Guest Blog: Crunchy Toast Could Give You Cancer, Experts Warned

Wednesday 1 February 2017

A new study has revealed that eating crunchy toast can lead to cancer. The study, conducted by the UK’s Food Standards Agency (FSA), found that overcooked toast has high levels of a chemical that can potentially cause cancer. So what is this culprit and how do high levels of it make its way to a classic home-cooked favorite?

The chemical that’s at the spotlight of this new study is called acrylamide, a proven carcinogen. When subjected to temperatures over 120 degrees Celsius, an amino acid called asparagine, the sugars, and the waters found in bread react with one another and form acrylamide. This also happens when other starchy foods, such as potatoes and chips, are roasted beyond the acceptable level. The same is also true for some breakfast cereals, biscuits, and crackers.

As of press time, acrylamide is considered by the US Environmental Protection Agency to be “likely to be carcinogenic to humans.” The International Agency for Research on Cancer (IARC), which is the cancer centre of the World Health Organization, also weighs in by rating acrylamide as a probable human carcinogen.

The more burnt a toast is, the higher its levels of carcinogens are, the study adds.
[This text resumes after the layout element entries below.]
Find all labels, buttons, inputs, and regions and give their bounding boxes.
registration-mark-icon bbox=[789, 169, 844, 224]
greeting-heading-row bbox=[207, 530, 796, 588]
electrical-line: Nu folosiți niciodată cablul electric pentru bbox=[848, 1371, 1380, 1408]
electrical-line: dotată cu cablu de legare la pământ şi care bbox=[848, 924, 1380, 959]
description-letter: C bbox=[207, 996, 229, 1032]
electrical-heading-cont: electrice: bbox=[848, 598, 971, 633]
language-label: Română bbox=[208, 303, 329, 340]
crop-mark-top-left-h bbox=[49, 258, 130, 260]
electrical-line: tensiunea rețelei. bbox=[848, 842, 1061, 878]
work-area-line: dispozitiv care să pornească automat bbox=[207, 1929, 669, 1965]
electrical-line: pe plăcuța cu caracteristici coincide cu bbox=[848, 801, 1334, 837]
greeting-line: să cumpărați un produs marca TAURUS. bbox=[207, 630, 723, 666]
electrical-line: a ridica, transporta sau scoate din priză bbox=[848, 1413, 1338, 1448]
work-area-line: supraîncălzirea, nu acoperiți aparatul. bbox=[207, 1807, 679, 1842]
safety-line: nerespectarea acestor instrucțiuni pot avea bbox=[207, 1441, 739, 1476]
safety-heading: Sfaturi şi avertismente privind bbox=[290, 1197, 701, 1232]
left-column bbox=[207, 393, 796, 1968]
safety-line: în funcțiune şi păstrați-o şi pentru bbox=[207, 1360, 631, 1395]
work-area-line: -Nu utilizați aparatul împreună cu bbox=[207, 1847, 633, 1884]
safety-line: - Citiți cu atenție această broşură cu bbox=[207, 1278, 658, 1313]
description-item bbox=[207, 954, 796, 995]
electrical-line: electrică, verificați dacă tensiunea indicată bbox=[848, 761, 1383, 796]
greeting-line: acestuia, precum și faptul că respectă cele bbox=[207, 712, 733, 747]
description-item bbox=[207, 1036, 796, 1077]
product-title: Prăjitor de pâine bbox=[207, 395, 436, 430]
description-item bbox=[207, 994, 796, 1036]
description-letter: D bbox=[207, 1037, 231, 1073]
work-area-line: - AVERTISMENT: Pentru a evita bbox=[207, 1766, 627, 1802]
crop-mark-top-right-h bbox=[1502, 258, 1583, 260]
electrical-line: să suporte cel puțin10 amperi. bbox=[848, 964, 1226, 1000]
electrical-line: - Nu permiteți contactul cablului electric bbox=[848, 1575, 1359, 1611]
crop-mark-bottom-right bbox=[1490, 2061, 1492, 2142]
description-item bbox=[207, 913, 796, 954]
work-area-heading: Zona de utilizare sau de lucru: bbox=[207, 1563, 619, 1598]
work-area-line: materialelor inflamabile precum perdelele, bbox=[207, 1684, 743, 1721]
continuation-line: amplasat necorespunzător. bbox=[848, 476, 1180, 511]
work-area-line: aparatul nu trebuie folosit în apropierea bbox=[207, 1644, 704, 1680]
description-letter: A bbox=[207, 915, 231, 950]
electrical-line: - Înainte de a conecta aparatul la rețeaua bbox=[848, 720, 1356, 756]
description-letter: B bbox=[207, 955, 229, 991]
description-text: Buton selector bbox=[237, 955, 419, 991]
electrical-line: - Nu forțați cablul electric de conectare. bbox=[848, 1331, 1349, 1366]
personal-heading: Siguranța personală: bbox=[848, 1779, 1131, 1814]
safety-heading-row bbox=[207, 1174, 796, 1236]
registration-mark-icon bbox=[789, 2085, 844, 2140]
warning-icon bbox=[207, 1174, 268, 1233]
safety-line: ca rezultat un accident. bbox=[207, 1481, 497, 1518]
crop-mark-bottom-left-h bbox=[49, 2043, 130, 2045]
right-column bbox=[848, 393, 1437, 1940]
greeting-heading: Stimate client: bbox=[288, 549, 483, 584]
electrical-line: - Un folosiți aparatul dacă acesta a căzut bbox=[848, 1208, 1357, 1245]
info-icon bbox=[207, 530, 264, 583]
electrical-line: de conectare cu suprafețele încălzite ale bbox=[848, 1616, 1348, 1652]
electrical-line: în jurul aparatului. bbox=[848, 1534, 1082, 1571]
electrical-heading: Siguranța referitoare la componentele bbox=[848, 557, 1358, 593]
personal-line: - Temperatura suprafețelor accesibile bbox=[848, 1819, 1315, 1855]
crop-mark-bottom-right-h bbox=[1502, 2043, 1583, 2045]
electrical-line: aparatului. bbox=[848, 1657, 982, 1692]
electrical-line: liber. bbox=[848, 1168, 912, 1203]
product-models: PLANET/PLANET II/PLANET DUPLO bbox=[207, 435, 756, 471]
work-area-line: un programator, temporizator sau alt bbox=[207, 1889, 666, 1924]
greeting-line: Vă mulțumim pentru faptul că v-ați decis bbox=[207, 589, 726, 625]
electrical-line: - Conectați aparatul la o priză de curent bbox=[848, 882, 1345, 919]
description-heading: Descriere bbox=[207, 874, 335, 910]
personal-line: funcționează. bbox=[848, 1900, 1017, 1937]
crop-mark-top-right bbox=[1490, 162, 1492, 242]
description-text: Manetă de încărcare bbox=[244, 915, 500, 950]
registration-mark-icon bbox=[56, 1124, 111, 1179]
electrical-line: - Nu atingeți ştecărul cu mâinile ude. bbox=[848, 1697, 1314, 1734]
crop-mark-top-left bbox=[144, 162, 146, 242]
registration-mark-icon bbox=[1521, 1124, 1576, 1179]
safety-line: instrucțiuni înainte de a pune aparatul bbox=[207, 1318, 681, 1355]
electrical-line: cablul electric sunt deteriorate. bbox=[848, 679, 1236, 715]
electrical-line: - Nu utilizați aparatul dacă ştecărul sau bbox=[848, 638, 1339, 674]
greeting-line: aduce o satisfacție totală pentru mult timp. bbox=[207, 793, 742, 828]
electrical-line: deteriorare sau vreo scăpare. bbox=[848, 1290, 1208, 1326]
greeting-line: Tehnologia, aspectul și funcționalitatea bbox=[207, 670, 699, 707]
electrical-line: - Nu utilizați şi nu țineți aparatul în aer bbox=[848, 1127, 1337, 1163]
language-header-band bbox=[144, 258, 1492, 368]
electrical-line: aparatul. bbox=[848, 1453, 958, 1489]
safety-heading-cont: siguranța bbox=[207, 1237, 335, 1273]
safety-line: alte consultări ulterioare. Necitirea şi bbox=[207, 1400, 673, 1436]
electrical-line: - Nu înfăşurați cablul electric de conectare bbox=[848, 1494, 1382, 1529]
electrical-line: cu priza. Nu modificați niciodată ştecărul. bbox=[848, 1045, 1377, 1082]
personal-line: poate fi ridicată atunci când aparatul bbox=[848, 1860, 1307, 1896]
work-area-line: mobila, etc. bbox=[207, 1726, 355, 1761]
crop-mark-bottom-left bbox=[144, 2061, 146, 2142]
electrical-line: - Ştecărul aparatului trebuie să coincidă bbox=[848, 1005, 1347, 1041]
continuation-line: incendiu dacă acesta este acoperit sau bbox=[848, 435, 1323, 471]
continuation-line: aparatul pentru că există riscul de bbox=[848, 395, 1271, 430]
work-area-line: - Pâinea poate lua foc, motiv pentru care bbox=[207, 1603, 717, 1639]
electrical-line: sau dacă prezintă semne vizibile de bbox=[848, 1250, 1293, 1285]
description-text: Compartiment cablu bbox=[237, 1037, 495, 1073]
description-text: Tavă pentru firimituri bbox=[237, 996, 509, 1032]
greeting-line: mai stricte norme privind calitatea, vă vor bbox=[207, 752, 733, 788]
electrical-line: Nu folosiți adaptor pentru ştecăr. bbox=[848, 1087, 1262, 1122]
Comparative tests involving crunchy toast cooked in 50 different households showed that pale, mildly cooked toast contained only 9 microgrammes of acrylamide per kilogram, while crunchy toast contained a whopping 167 microgrammes per kilogram. This means that crunchy toast is almost 19 times more likely to cause cancer. Unfortunately, this is where the problem lies since the crispier and crunchier the toast is, the better it tastes. Crunchy toast is also well-loved among young kids. However, while overcooking toast a little bit may improve its taste and texture, the dangers of eating it are simply not worth it.

While the researchers behind the study do not advise people to stop eating toast altogether, they do warn consumers to toast bread only to the lightest acceptable color. They encourage consumers to “go for gold”, which means that toast should only be a light golden yellow in color. This also means that people don’t need to change their diets consisting of crunchy toast. It’s simply a matter of how they make their toast.

In addition, they also note that although the occasional serving of crunchy toast will not do much harm, the risk should still be managed over time. This can be done by reducing one’s overall consumption of it. Even the smallest effort to reduce one’s consumption of crunchy toast can reduce a person’s lifetime risk of cancer. Thus, one less serving of crunchy toast can make a significant difference in the long run.

In line with this, the European Commission is currently considering releasing a maximum safe level of acrylamide content in food in addition to the limit they have imposed on the acceptable level of the chemical found in drinking water. The EU has ruled that each litre of drinking water should only contain a maximum level of 0.1 microgrammes. This is a far cry from the 167 microgrammes that usually form on crunchy toast.

Disclaimer: This article is contributed by a Guest Blogger. Ping of Health does not give any warranty on accuracy, completeness, functionality, usefulness or other assurances as to the content appearing in this article. Ping of Health disclaims all responsibility for any losses, damage or personal injury suffered directly or indirectly from reliance on such information.